Yüksek sesle konuşmayın.  Giyiminize ve temizliğinize önem verin. Tokalaşmak samimiyet göstergesidir; eldivenle tokalaşmayın, tokalaşacağınız kişi bayansa, büyüğünüz ya da üstünüz ise onun el uzatmasını bekleyiniz. Kötü söz, argo kelimeler kullanmaktan kaçının. Konuşurken varsa güneş gözlüğünüzü çıkarın. Yalan söylemeyin. Verilen sözü tutun. Alay etmeyin. Adaletli olun. Uygunsuz şakalar yapmayın. Dedikodudan, abartılı iltifattan kaçının. Kendinizi övmeyin. Kalabalık ortamda kulaktan kulağa konuşmayın. Yemekten önce ve sonra ellerinizi yıkayın.  Yemek yerken konuşmayın ve lokmayı çiğnerken ağzınızı kapalı tutun. Konuşurken başkalarının sözünü kesmeyin ve ölçülü cümleler kurun. Birini dinlemiyorsanız dinler gibi yapmayın. Efendim, lütfen, teşekkür ederim kelimelerini sık kullanın. Özel konuşmalara müdahil olmayın. Hapşırırken ve esnerken mendil yada elinizle ağzınızı kapayın. Evde, okulda, işyerinde ve trafikte kurallara uyun.  İzinsiz başkasının eşyasını kullanmayın.  Büyüklerimize karşı saygılı olun, küçükleri sevin, onları koruyun kolaylın. Anne-baba ve diğer aile büyükleri yanımıza geldiğinde yayılmış şekilde oturuyorsanız toparlanın. Her nerede iseniz büyüklerin haberdar olmasını sağlayın.  Sevdiklerinizi ve büyüklerinizi ziyaret edin. Özür dilemek bir erdemdir; bazı durumlar da özür dileyin. Misafiri iyi karşılayın. Çöpleri çöp kutusuna atın. Arkanızdan biri geliyorsa kapıyı tutun. Tanımasanız da asansörde karşılaştığınız kişiye selam verin. Vedalaştığınız kişinin yanından:  İyi kal sağlıklı kal anlamlarına gelen “hoşça kal”,  günün refah ve huzur içinde geçsin anlamına gelen “iyi günler”. Bazen iyi bir akşam dileği, bazen merhaba bazen de görüşürüz yerine geçen “iyi akşamlar”. Uyuyan kişiye gecesinin iyi geçmesi dilek ve temennisinde bulunmak için “iyi geceler” ya da “Allah rahatlık versin” diyerek ayrılın.

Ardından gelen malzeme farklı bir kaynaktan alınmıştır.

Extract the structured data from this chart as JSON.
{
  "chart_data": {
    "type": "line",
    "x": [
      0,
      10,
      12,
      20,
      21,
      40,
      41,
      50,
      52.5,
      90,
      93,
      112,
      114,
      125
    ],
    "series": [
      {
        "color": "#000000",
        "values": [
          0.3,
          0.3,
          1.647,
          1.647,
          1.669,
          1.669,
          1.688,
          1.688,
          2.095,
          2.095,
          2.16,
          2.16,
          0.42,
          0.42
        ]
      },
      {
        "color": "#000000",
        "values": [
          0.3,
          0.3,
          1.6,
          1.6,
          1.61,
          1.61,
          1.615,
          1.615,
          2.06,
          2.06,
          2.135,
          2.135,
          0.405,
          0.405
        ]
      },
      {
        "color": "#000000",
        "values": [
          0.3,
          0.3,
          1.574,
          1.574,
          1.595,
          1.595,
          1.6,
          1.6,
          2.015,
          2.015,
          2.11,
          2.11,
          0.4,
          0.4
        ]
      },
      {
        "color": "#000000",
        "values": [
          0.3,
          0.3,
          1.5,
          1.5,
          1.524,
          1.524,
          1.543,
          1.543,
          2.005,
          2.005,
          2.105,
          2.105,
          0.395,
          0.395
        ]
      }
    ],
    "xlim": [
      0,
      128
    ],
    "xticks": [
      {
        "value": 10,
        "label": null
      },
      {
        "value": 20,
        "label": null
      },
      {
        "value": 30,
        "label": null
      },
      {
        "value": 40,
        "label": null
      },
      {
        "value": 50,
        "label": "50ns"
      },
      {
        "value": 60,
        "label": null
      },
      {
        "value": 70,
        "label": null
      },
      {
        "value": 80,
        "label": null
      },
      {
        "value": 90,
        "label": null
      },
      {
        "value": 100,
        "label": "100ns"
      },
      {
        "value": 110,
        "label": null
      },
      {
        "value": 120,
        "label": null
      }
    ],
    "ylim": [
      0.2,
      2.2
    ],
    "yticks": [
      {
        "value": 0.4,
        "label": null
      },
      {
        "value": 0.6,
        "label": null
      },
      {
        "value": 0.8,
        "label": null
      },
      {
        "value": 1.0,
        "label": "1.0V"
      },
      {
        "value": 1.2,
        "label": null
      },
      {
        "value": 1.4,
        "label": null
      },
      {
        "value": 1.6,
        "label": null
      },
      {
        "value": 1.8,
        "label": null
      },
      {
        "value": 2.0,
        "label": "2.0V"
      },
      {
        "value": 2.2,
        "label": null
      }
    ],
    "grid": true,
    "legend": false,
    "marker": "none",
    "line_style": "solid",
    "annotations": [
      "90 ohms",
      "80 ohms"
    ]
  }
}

 Kaliteli bir uyku için dişleri fırçalayıp, süresi ve su sıcaklığı iyi ayarlanmış bir duş almanın yardımcı olacağı unutulmamalı. 

Bu kural ve geleneklerin hiç birinin herhangi bir toplum için eskilerde (geçmişte) kalmayacağını, dolayısıyla sağlıklı aile ve toplum yapısının muhafazası için dededen toruna,  kuşaktan kuşağa aktarılması gereken davranışlar olarak sürüp gideceğini umuyorum.